White Sox all-time home run hitters – No. 2: Paul Konerko
432 home runs from 1999-2014
By the time he left the Chicago White Sox at the end of the 2014 season, the veteran had become just the second player in franchise history to hit at least 400 home runs in a White Sox uniform.
He’s one of only seven players in team history to hit at least 40 homers in a season and, along with Frank Thomas, is the only player to top the 40-homer plateau more than once.
Konerko hit a career-high 41 homers in 2004 and followed that up with 40 more in the 2005 World Series championship season. He had five other seasons with at least 30 dingers, was a six-time All-Star and was fifth in the MVP voting in 2010 after a .312/.393/.584 season that included 39 homers and 111 RBI.
He played in three postseasons with Chicago — 2000, 2005 and 2008 — and hit a franchise postseason record seven homers, with five of those coming in 53 plate appearances in the 2005 playoffs.
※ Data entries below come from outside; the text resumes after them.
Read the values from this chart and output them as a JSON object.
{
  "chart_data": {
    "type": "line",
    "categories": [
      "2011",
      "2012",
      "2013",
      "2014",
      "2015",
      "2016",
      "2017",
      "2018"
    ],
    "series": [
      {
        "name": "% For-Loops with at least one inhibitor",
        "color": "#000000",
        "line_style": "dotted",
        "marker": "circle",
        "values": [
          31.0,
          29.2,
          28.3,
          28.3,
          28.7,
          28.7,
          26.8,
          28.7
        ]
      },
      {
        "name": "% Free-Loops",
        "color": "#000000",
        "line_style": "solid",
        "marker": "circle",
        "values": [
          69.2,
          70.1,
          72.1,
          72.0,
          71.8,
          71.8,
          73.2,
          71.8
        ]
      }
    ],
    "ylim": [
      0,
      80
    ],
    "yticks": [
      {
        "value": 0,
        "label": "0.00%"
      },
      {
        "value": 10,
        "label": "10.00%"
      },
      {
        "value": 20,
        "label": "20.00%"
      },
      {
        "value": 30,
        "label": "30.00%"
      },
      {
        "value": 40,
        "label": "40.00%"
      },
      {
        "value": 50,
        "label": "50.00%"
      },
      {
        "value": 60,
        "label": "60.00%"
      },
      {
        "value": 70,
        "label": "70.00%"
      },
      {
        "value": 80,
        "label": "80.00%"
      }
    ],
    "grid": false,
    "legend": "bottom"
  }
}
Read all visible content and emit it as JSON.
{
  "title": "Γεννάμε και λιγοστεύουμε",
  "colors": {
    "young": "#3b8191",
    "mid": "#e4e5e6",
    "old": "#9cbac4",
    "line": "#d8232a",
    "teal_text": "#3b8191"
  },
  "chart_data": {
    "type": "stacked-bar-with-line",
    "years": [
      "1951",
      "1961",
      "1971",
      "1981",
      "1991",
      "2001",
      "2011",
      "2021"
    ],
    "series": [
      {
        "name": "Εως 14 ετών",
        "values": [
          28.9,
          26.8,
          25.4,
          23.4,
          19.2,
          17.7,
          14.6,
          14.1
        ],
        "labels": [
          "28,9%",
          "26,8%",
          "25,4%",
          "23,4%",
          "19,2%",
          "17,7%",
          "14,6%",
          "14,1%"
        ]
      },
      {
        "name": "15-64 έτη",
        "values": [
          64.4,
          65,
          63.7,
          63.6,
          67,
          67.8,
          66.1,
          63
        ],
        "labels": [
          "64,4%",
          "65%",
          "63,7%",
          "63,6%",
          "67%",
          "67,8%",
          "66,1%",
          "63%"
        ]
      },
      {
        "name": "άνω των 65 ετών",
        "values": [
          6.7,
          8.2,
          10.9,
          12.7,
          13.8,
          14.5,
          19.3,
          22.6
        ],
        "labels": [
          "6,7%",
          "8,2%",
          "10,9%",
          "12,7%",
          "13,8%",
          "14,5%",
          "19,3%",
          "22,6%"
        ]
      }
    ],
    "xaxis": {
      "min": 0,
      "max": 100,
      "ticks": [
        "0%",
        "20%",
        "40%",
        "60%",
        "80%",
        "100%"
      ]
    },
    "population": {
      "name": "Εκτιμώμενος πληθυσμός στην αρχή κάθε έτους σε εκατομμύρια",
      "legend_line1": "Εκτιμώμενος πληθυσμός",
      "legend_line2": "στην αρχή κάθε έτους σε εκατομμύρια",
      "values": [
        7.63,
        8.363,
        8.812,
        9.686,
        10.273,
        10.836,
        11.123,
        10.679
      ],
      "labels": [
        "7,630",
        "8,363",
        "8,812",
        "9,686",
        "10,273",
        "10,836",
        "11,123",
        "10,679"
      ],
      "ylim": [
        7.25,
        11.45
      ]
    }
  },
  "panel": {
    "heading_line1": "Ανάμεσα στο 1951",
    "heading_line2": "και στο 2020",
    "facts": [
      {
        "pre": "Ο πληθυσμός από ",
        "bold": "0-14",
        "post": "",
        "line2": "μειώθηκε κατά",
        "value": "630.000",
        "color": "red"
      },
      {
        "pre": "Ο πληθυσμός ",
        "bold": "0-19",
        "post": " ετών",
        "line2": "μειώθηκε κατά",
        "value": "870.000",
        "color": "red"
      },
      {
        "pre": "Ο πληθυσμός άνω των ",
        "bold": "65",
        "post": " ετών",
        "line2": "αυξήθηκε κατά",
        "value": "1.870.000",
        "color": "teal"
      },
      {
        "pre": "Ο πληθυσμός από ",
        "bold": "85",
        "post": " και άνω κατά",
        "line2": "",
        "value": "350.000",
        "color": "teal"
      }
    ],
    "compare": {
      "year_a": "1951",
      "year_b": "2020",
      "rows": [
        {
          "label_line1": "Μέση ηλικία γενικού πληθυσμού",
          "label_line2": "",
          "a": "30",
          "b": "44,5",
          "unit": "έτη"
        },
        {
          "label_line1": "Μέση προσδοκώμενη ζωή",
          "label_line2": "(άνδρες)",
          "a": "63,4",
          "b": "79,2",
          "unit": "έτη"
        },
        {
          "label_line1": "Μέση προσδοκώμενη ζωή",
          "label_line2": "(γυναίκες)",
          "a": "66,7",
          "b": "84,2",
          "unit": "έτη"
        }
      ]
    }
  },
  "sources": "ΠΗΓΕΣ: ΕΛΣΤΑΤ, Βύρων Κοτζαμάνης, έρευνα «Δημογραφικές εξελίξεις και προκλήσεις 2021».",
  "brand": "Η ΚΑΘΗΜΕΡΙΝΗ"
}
That included a seventh-inning grand slam in Game 2 of the World Series off Chad Qualls that gave the Sox a 6-4 lead.
White Sox all-time home run hitters – No. 1: Frank Thomas
448 home runs from 1990-2005
Frank Thomas played the first 16 of his 19 big-league seasons with the Chicago White Sox, earning back-to-back Most Valuable Player awards in 1993 and 1994 while being named to five All-Star appearances and winning four Silver Slugger awards.
Thomas was runner-up for the MVP award in 2000, when he had a career-high 143 RBI, and finished third in the voting in both 1991 and 1997.
He debuted on Aug. 2, 1990, a little more than a year after the White Sox made Thomas the seventh overall pick in the June Amateur Draft. More well-known at the time for being Bo Jackson‘s fullback at Auburn, Thomas quickly made himself known as a force on the diamond.
His first career home run came on Aug. 28, 1990, at the Metrodome in Minneapolis off Minnesota Twins lefty Gary Wayne. But the floodgates unleashed for Thomas in his first full season, with 32 homers in 1991. He topped the 40-homer mark five times (1993, 1995, 1996, 2000, 2003), while winning the American League batting title with a .347 mark in 1997.
He also led the AL in OPS four times and in OPS+ in three different seasons.
Thomas was just 6-for-26 in two postseason appearances with Chicago, the 1993 ALCS loss to the Toronto Blue Jays and a 2000 ALDS loss to the Seattle Mariners. He missed the 2005 postseason run to the World Series title with a shoulder injury.
The White Sox let Thomas walk after the 2005 season, not making an offer to the free agent, who had 39 homers in 2006 with the Oakland Athletics and clouted 26 with the Toronto Blue Jays in 2007.
He was a first-ballot Hall of Famer in 2014.